Pferdefachleute, Reitsportler und Freizeitreiter kennen sich in Reitweisen, Horsemanship, Veterinärmedizin, Hufpflege und vielen anderen Themen meistens sehr gut aus. Doch beim Know-how über Umweltmassnahmen im Stall- und Reitanlagenbau sowie über umweltverträgliche Materialien und Produkte hapert es bei vielen noch.

Der Rohstoff Holz ist beim Bau von Reithallen und Pferdeställen beliebt. Wichtig ist darauf zu achten, dass wo immer möglich einheimische Hölzer eingesetzt werden. Dadurch wird verhindert, dass Holz aus Urwaldraubbau den Weg in Schweizer Gebäude findet. (Bild: zVg) Der Rohstoff Holz ist beim Bau von Reithallen und Pferdeställen beliebt. Wichtig ist darauf zu achten, dass wo immer möglich einheimische Hölzer eingesetzt werden. Dadurch wird verhindert, dass Holz aus Urwaldraubbau den Weg in Schweizer Gebäude findet. (Bild: zVg)
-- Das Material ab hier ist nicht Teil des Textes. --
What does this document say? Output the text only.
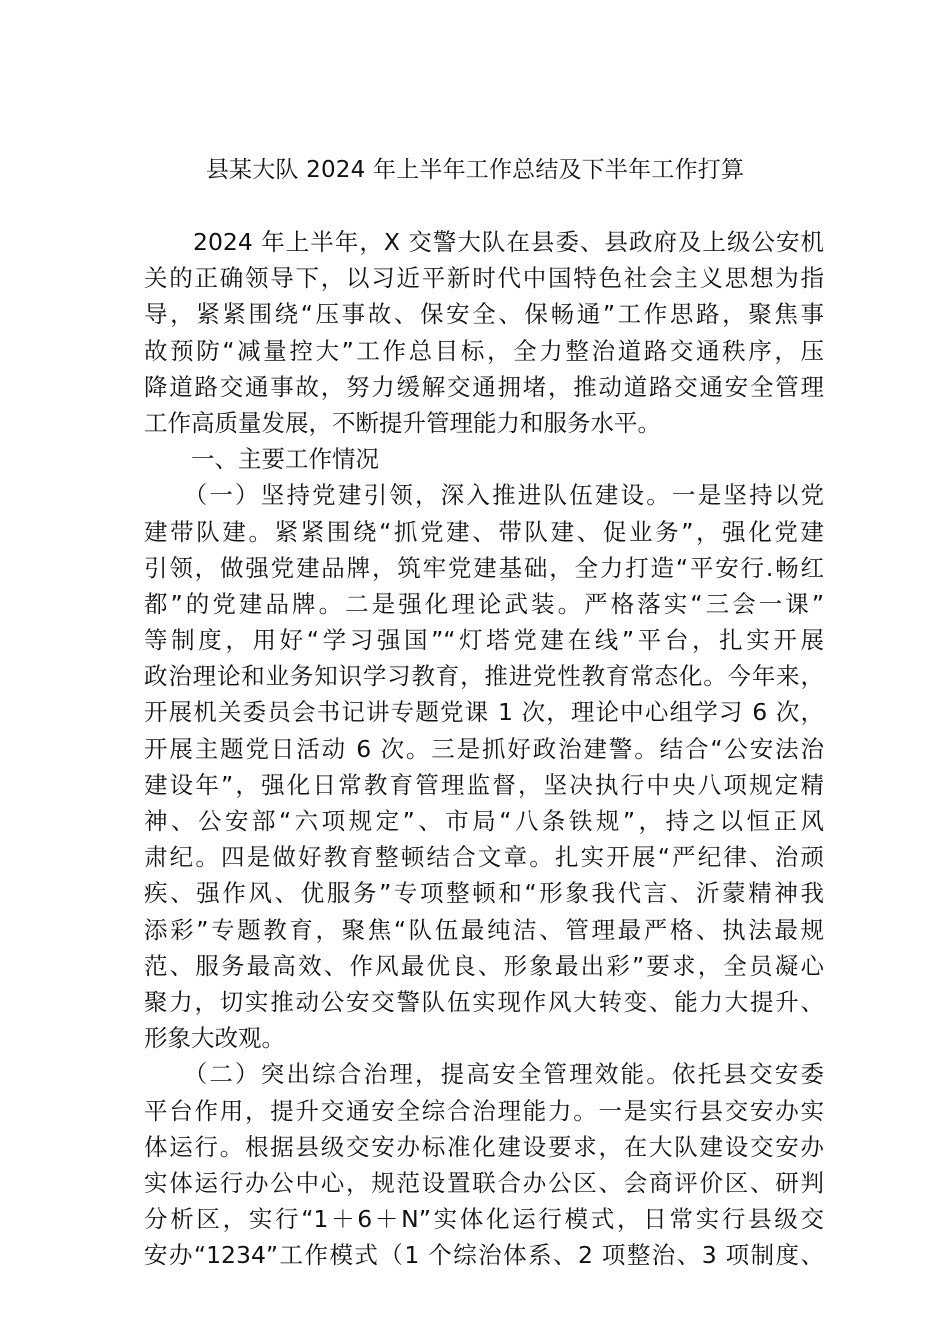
县某大队 2024 年上半年工作总结及下半年工作打算
　　2024 年上半年，X 交警大队在县委、县政府及上级公安机
关的正确领导下，以习近平新时代中国特色社会主义思想为指
导，紧紧围绕“压事故、保安全、保畅通”工作思路，聚焦事
故预防“减量控大”工作总目标，全力整治道路交通秩序，压
降道路交通事故，努力缓解交通拥堵，推动道路交通安全管理
工作高质量发展，不断提升管理能力和服务水平。
　　一、主要工作情况
　　（一）坚持党建引领，深入推进队伍建设。一是坚持以党
建带队建。紧紧围绕“抓党建、带队建、促业务”，强化党建
引领，做强党建品牌，筑牢党建基础，全力打造“平安行.畅红
都”的党建品牌。二是强化理论武装。严格落实“三会一课”
等制度，用好“学习强国”“灯塔党建在线”平台，扎实开展
政治理论和业务知识学习教育，推进党性教育常态化。今年来，
开展机关委员会书记讲专题党课 1 次，理论中心组学习 6 次，
开展主题党日活动 6 次。三是抓好政治建警。结合“公安法治
建设年”，强化日常教育管理监督，坚决执行中央八项规定精
神、公安部“六项规定”、市局“八条铁规”，持之以恒正风
肃纪。四是做好教育整顿结合文章。扎实开展“严纪律、治顽
疾、强作风、优服务”专项整顿和“形象我代言、沂蒙精神我
添彩”专题教育，聚焦“队伍最纯洁、管理最严格、执法最规
范、服务最高效、作风最优良、形象最出彩”要求，全员凝心
聚力，切实推动公安交警队伍实现作风大转变、能力大提升、
形象大改观。
　　（二）突出综合治理，提高安全管理效能。依托县交安委
平台作用，提升交通安全综合治理能力。一是实行县交安办实
体运行。根据县级交安办标准化建设要求，在大队建设交安办
实体运行办公中心，规范设置联合办公区、会商评价区、研判
分析区，实行“1＋6＋N”实体化运行模式，日常实行县级交
安办“1234”工作模式（1 个综治体系、2 项整治、3 项制度、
Umweltschutz geht uns alle an. Das ist in unserer Gesellschaft längstens bekannt. Doch in vielen Reitanlagen und privaten Pferdeställen hat er noch keinen Einzug gehalten. Dabei kann sowohl in kleinen Privatställen wie auch bei Reitanlagen mit baulichen Massnahmen und ökologischen Produkten viel erreicht werden.

Vorzeigebetrieb
In Dürrenroth, im beschaulichen Emmental, haben sich Andrea und Paul Rindlisbacher mit ihrer Reitanlage Chipf einen lang gehegten Wunsch erfüllt. Die Anlage mit ihrer 20 × 40 m grossen Reithalle und den zwölf Auslaufboxen wurde ergänzend zum bestehenden Landwirtschaftsbetrieb - der bereits vier Boxen mit Sandplatz enthielt - erbaut und zeichnet sich durch umweltverträgliche Baumassnahmen aus. 

Nachwachsender Rohstoff
Andrea Rindlisbacher erzählt: «Als wir unseren Reitbetrieb planten, war für uns wichtig, dass er optisch zum Landwirtschaftsbetrieb passt. Daher war schnell klar, dass wir möglichst viel Holz verarbeiten wollten. Dass Holz als nachwachsender Rohstoff auch ökologisch vorteilhaft ist, ist umso schöner.» Die Familie Rindlisbacher hat darauf geachtet, dass vorwiegend einheimische Holzarten verwendet wurden. So, dass sichergestellt war, dass kein Holz aus Urwaldraubbau zur Anwendung kam. Wer mit Holz baut, sollte bereits bei der Planung die Beschaffung von einheimischem Holz berücksichtigen. Wenn aus bautechnischen Gründen Sorten, die bei uns nicht wachsen, verwendet werden, sollte nur Holz mit dem FSC-Label eingesetzt werden.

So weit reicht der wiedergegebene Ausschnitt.